And the model testing module is used for describing and constructing the characteristics of the unidentified data based on the characteristic construction mode of the data characteristic construction module to form a prediction set, and judging whether the variable is the sensitive field and the type of the sensitive field by using the obtained classification judgment model.
The above examples are only intended to illustrate the technical solution of the present invention, but not to limit it; although the present invention has been described in detail with reference to the foregoing embodiments, it will be understood by those of ordinary skill in the art that: the technical solutions described in the foregoing embodiments may still be modified, or some technical features may be equivalently replaced; and such modifications or substitutions do not depart from the spirit and scope of the corresponding technical solutions of the embodiments of the present invention.

Claims (10)

1. A sensitive data discovery method based on text recognition is characterized by comprising the following steps: the method comprises the following steps:
s01, sample data extraction, extracting a standardized service data table within the specified time as original sample data;
s02, constructing a training sample, collecting a text data set, and marking the keywords in the text data set by using a text marking tool to construct the training sample;
s03, training a sample labeling model, based on the training samples obtained in S02, training the text labeling model by using a two-way long and short memory network and a conditional random field;
s04, data feature construction, namely constructing feature variables for describing data features by combining the text annotation model obtained in S03 on the basis of original sample data of S01;
s05, constructing a training set, defining a sensitive data label, and depicting the label of the data set obtained in the S04 to form the training set for constructing a classification judgment model;
s06, constructing a classification judgment model, and performing variable classification model training by using a catboost algorithm according to the training set obtained in the S05 to form a variable prediction model;
and S07, testing a model, namely describing and constructing the characteristic of unidentified data in the production environment based on the characteristic construction mode of S04 to form a prediction set, and judging whether the variable is a sensitive field and the type of the sensitive field by utilizing the classification judgment model obtained in S06.
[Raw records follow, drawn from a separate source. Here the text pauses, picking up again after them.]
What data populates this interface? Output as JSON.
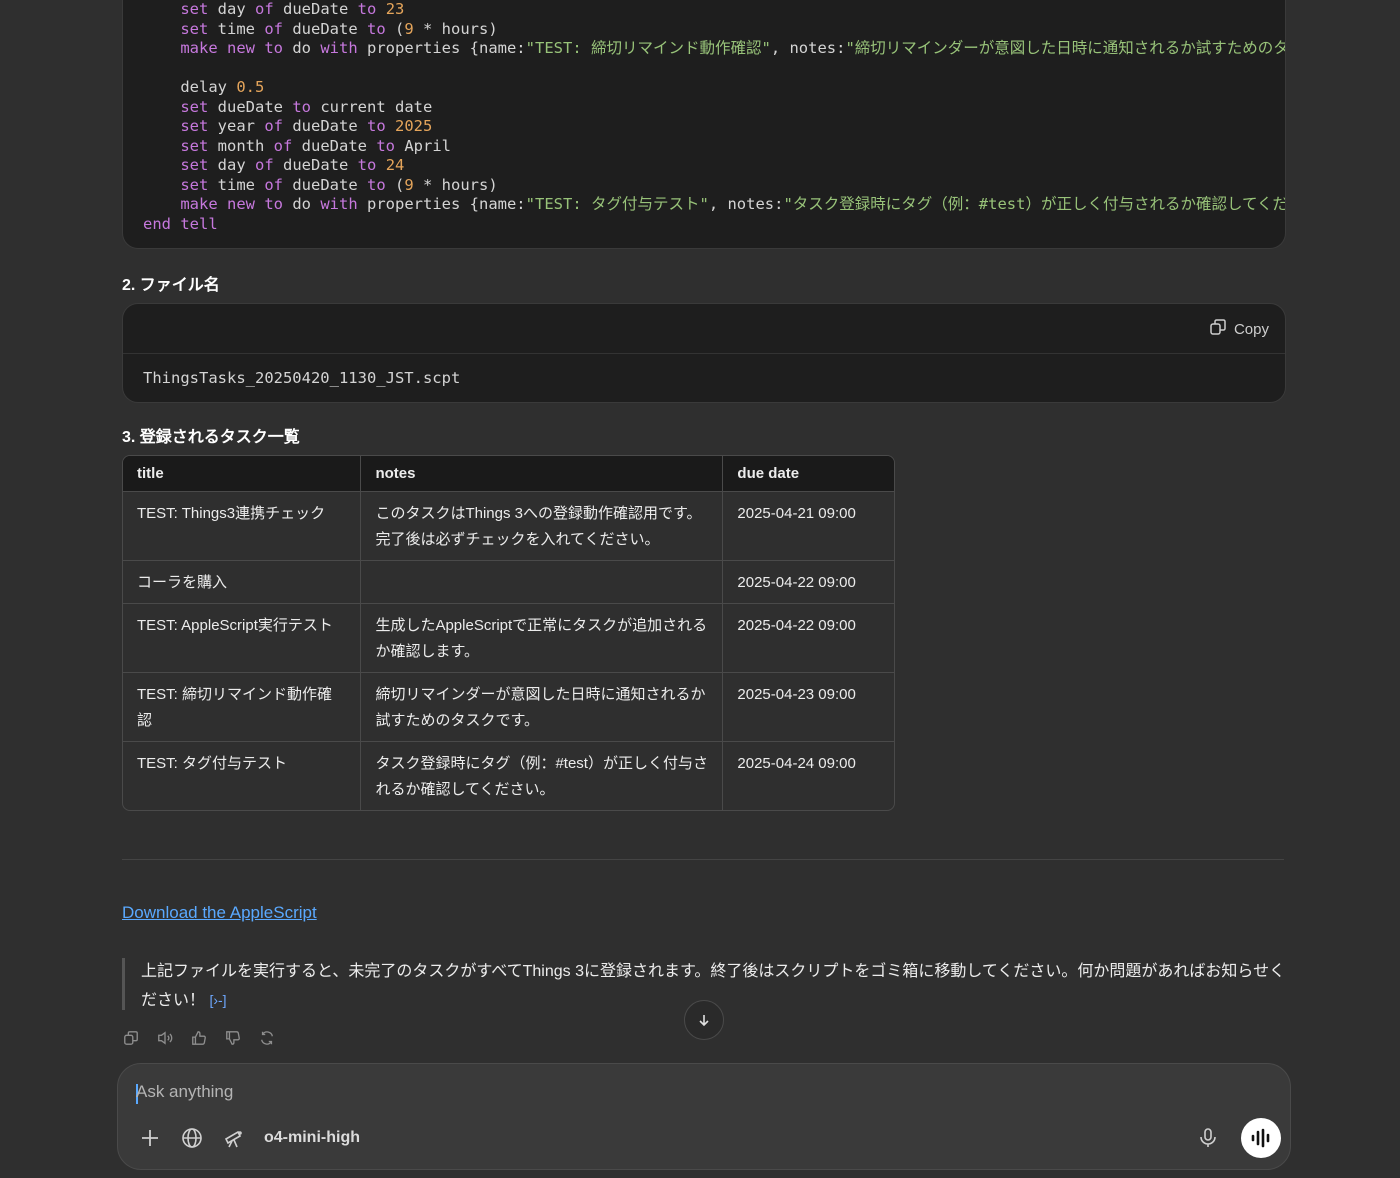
{
  "code_lines": [
    "    set day of dueDate to 23",
    "    set time of dueDate to (9 * hours)",
    "    make new to do with properties {name:\"TEST: 締切リマインド動作確認\", notes:\"締切リマインダーが意図した日時に通知されるか試すためのタ",
    "",
    "    delay 0.5",
    "    set dueDate to current date",
    "    set year of dueDate to 2025",
    "    set month of dueDate to April",
    "    set day of dueDate to 24",
    "    set time of dueDate to (9 * hours)",
    "    make new to do with properties {name:\"TEST: タグ付与テスト\", notes:\"タスク登録時にタグ（例：#test）が正しく付与されるか確認してくださ",
    "end tell"
  ],
  "section2": {
    "heading": "2. ファイル名",
    "copy_label": "Copy",
    "filename": "ThingsTasks_20250420_1130_JST.scpt"
  },
  "section3": {
    "heading": "3. 登録されるタスク一覧",
    "columns": [
      "title",
      "notes",
      "due date"
    ],
    "rows": [
      {
        "title": "TEST: Things3連携チェック",
        "notes": "このタスクはThings 3への登録動作確認用です。完了後は必ずチェックを入れてください。",
        "due": "2025-04-21 09:00"
      },
      {
        "title": "コーラを購入",
        "notes": "",
        "due": "2025-04-22 09:00"
      },
      {
        "title": "TEST: AppleScript実行テスト",
        "notes": "生成したAppleScriptで正常にタスクが追加されるか確認します。",
        "due": "2025-04-22 09:00"
      },
      {
        "title": "TEST: 締切リマインド動作確認",
        "notes": "締切リマインダーが意図した日時に通知されるか試すためのタスクです。",
        "due": "2025-04-23 09:00"
      },
      {
        "title": "TEST: タグ付与テスト",
        "notes": "タスク登録時にタグ（例：#test）が正しく付与されるか確認してください。",
        "due": "2025-04-24 09:00"
      }
    ]
  },
  "download_link": "Download the AppleScript",
  "quote_text": "上記ファイルを実行すると、未完了のタスクがすべてThings 3に登録されます。終了後はスクリプトをゴミ箱に移動してください。何か問題があればお知らせください！",
  "citation_mark": "[›-]",
  "composer": {
    "placeholder": "Ask anything",
    "model": "o4-mini-high"
  },
  "colors": {
    "background": "#2f2f2f",
    "code_bg": "#1e1e1e",
    "keyword": "#c678dd",
    "number": "#e5a55b",
    "string": "#98c379",
    "link": "#5aa9ff"
  }
}
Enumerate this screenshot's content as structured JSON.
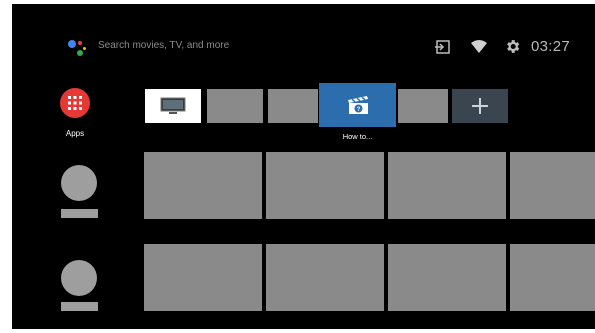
{
  "topbar": {
    "assistant_icon": "google-assistant-icon",
    "search_placeholder": "Search movies, TV, and more",
    "input_icon": "input-source-icon",
    "wifi_icon": "wifi-icon",
    "settings_icon": "gear-icon",
    "clock": "03:27"
  },
  "apps": {
    "icon": "apps-grid-icon",
    "label": "Apps",
    "color": "#e53935"
  },
  "channel_row": {
    "tiles": [
      {
        "icon": "tv-icon"
      },
      {
        "icon": "none"
      },
      {
        "icon": "none"
      },
      {
        "icon": "clapperboard-help-icon",
        "label": "How to...",
        "focused": true,
        "color": "#2c6dae"
      },
      {
        "icon": "none"
      },
      {
        "icon": "plus-icon"
      }
    ]
  },
  "program_rows": [
    {
      "channel_avatar": "channel-placeholder",
      "cards": 4
    },
    {
      "channel_avatar": "channel-placeholder",
      "cards": 4
    }
  ]
}
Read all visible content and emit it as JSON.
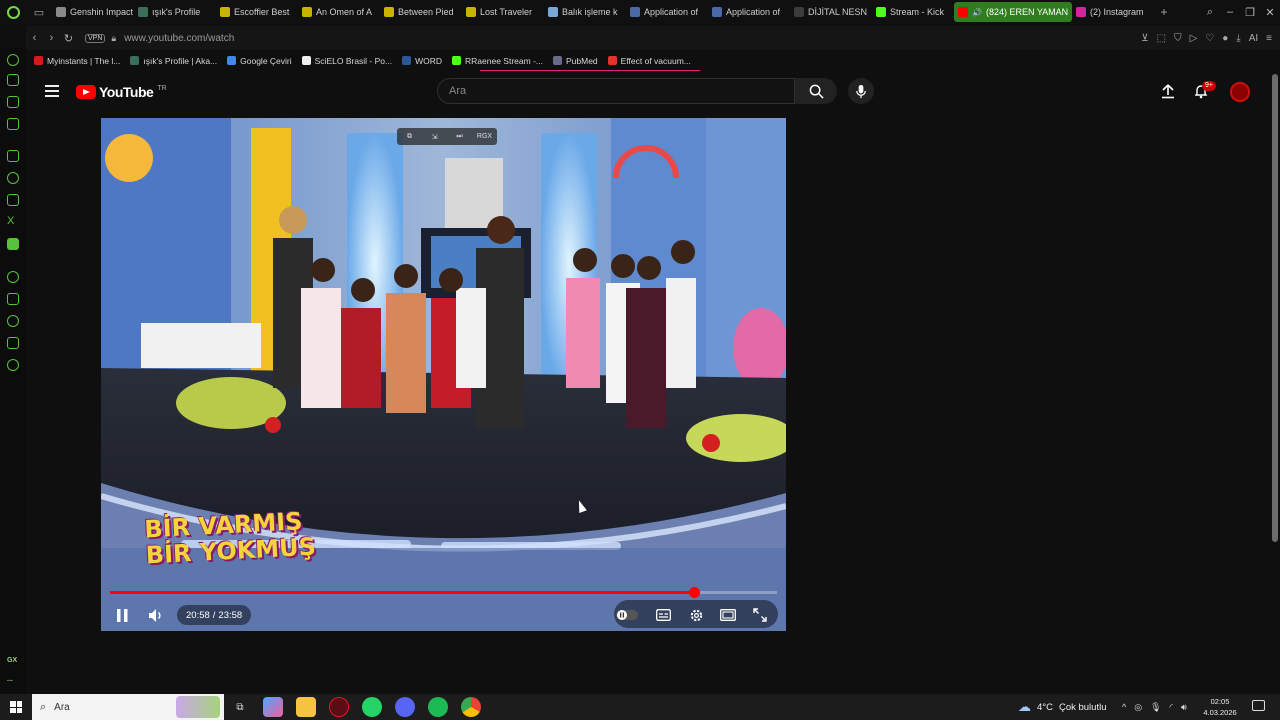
{
  "tabs": [
    {
      "label": "Genshin Impact",
      "color": "#8a8a8a"
    },
    {
      "label": "ışık's Profile",
      "color": "#3a6f5a"
    },
    {
      "label": "Escoffier Best",
      "color": "#c8b400"
    },
    {
      "label": "An Omen of A",
      "color": "#c8b400"
    },
    {
      "label": "Between Pied",
      "color": "#c8b400"
    },
    {
      "label": "Lost Traveler",
      "color": "#c8b400"
    },
    {
      "label": "Balık işleme k",
      "color": "#7aa7d8"
    },
    {
      "label": "Application of",
      "color": "#4a6aa8"
    },
    {
      "label": "Application of",
      "color": "#4a6aa8"
    },
    {
      "label": "DİJİTAL NESN",
      "color": "#3c3c3c"
    },
    {
      "label": "Stream - Kick",
      "color": "#53fc18"
    }
  ],
  "active_tab": {
    "label": "(824) EREN YAMAN",
    "color": "#ff0000"
  },
  "extra_tab": {
    "label": "(2) Instagram",
    "color": "#d6249f"
  },
  "address": {
    "vpn_label": "VPN",
    "url": "www.youtube.com/watch",
    "ai_label": "AI"
  },
  "bookmarks": [
    {
      "label": "Myinstants | The l...",
      "color": "#d01c1c"
    },
    {
      "label": "ışık's Profile | Aka...",
      "color": "#3a6f5a"
    },
    {
      "label": "Google Çeviri",
      "color": "#4285f4"
    },
    {
      "label": "SciELO Brasil - Po...",
      "color": "#eeeeee"
    },
    {
      "label": "WORD",
      "color": "#2b579a"
    },
    {
      "label": "RRaenee Stream -...",
      "color": "#53fc18"
    },
    {
      "label": "PubMed",
      "color": "#6a6a8a"
    },
    {
      "label": "Effect of vacuum...",
      "color": "#e0342c"
    }
  ],
  "sidebar": {
    "gx_label": "GX",
    "more_label": "..."
  },
  "youtube": {
    "logo_text": "YouTube",
    "region": "TR",
    "search_placeholder": "Ara",
    "notification_count": "9+"
  },
  "video": {
    "overlay_title_line1": "BİR VARMIŞ",
    "overlay_title_line2": "BİR YOKMUŞ",
    "pip_labels": [
      "⧉",
      "⇲",
      "⏭",
      "RGX"
    ],
    "current_time": "20:58",
    "separator": "/",
    "duration": "23:58",
    "progress_fraction": 0.875
  },
  "taskbar": {
    "search_placeholder": "Ara",
    "temperature": "4°C",
    "weather": "Çok bulutlu",
    "time": "02:05",
    "date": "4.03.2026"
  }
}
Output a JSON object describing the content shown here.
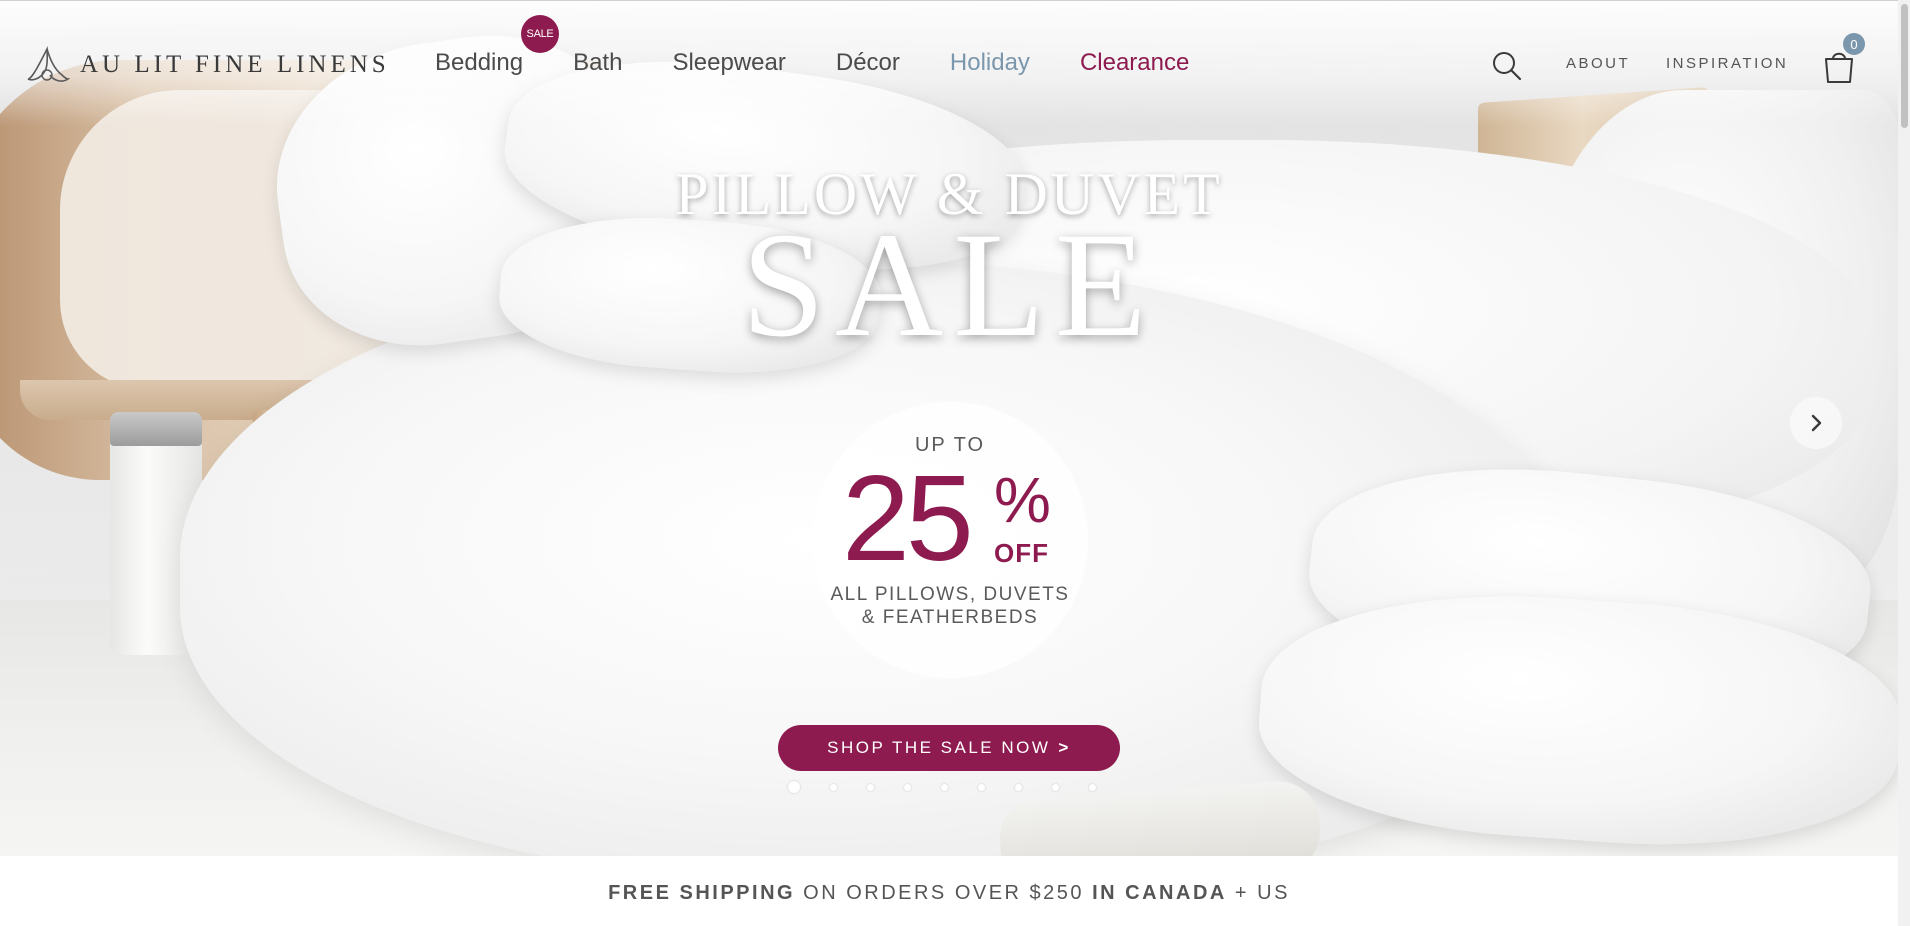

2. The sensitive data discovery method based on text recognition according to claim 1, wherein: in S02, labeling the keywords in the text data set by using a BIO labeling method: labeling each element as "B-X", "I-X", or "O"; wherein "X" indicates that the annotation element belongs to the type, "B-X" indicates that the fragment in which the element is located belongs to the type X and the element is at the beginning of the fragment, "I-X" indicates that the fragment in which the element is located belongs to the type X and the element is in the middle position of the fragment, and "O" indicates that the element does not belong to any type.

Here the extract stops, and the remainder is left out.